S. wittichii RW1 is a member of the genus Sphingomonas , which includes strictly aerobic gram negative, asporogenous rods that produce sphingoglycolipids (SGL) of the type glucuronosyl ceramide (SGL-1). These bacteria are found in a variety of habitats including soil, sediment, oceans, and lakes where they have a profound role in the degradation of large, complex aromatic compounds associated with decaying plant matter and chemical pollution. Phylogenetically, Sphingomonas species form a tight grouping within the Alpha Proteobacteria subclass and while S. wittichii RW1 is clearly a member of this genus, in neighbor-joining trees it clusters consistently by itself, indicating distinctiveness within this group. Its nearest relative, S. yanoikuyae (previously Beijerinckia sp.), has a 16S rRNA identity of only 94% (1368 bp/1447 bp).   S. wittichii is one of just a few Sphingomonas species to produce the novel sphingoglycolipid , galacturonosyl ceramide (SGL-1') in addition to the common SGL-1. Therefore, S. wittichii is the sole representative of an unexplore d branch of this important but relatively new genus.
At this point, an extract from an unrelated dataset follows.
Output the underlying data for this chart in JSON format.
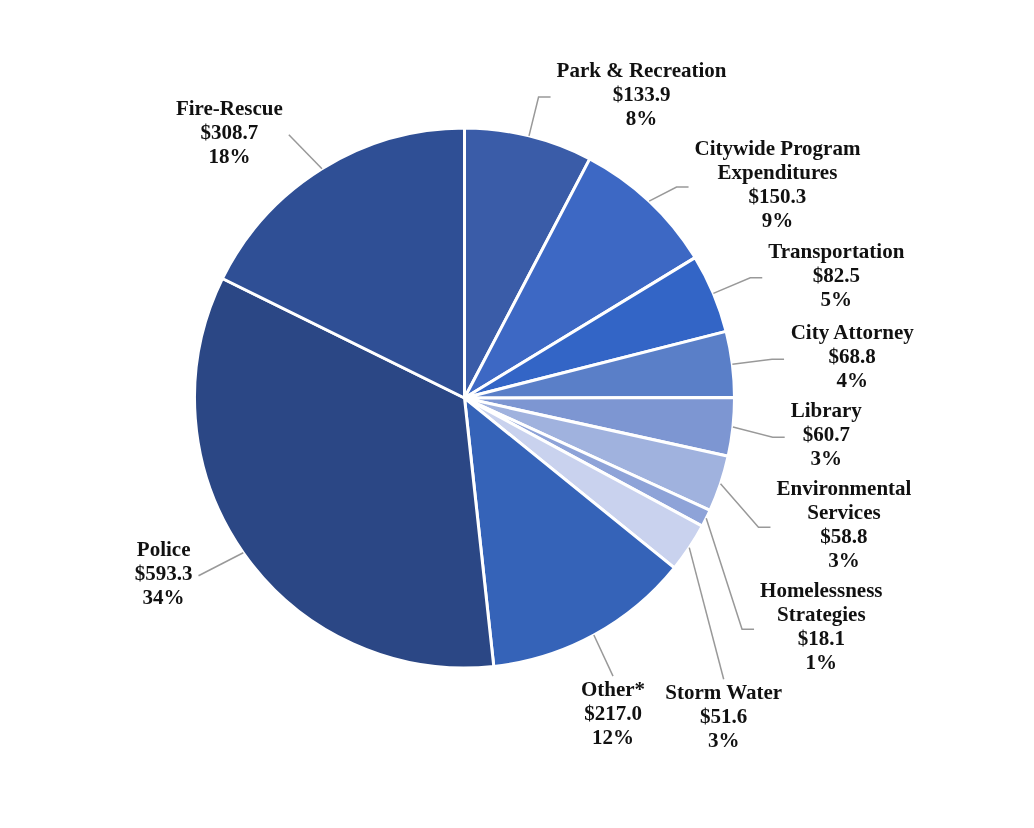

  The genome sequence of S. wittichii RW1 will allow researchers to explore its proteome by mass spectrometry and to better understand the genetic basis for dioxin degradation. This is especially true given that genes for dioxin degradation are not clustered in a single operon but rather are dispersed on separate loci which suggests that the elements constituting the entire catabolic pathway for dioxin degradation have been recruited from other bacteria and/or other genetic loci, and that chromosome and plasmid encoded pathways have converged in this bacterium, thereby leading to successful dioxin degradation capabilities that are still evolving. This suggests the possibility of further enhancement of this organism's metabolic capabilities for industrial and environmental restoration applications using genome sequence information and biotechnological approaches.

References:

1. Armengaud, J., B. Happe, and K. N. Timmis. 1998. Genetic analysis of dioxin dioxygenase of Sphingomonas sp. strain RW1: catabolic genes dispersed on the genome. J. Bacteriol. 180:3954-3966.

2. Halden, R. U., B. G. Halden, and D. F. Dwyer. 1999. Removal of dibenzofuran, dibenzo-p-dioxin, and 2-chlorodibenzo-p-dioxin from soils inoculated with Sphingomonas sp. strain RW1. Appl. Environ. Microbiol. 65:2246-2249.

3. Wilkes, H., R. Wittich, K. Timmis, P. Fortnagel, and W. Francke. 1996. Degradation of chlorinated dibenzofurans and dibenzo-p-dioxins by Sphingomonas sp. strain RW1. Appl. Environ. Microbiol. 62:367-371.

4. Wittich, R. M., H. Wilkes, V. Sinnwell, W. Francke, and P. Fortnagel. 1992. Metabolism of dibenzo-p-dioxin by Sphingomonas sp. strain RW1. Appl. Environ. Microbiol. 58:1005-1010.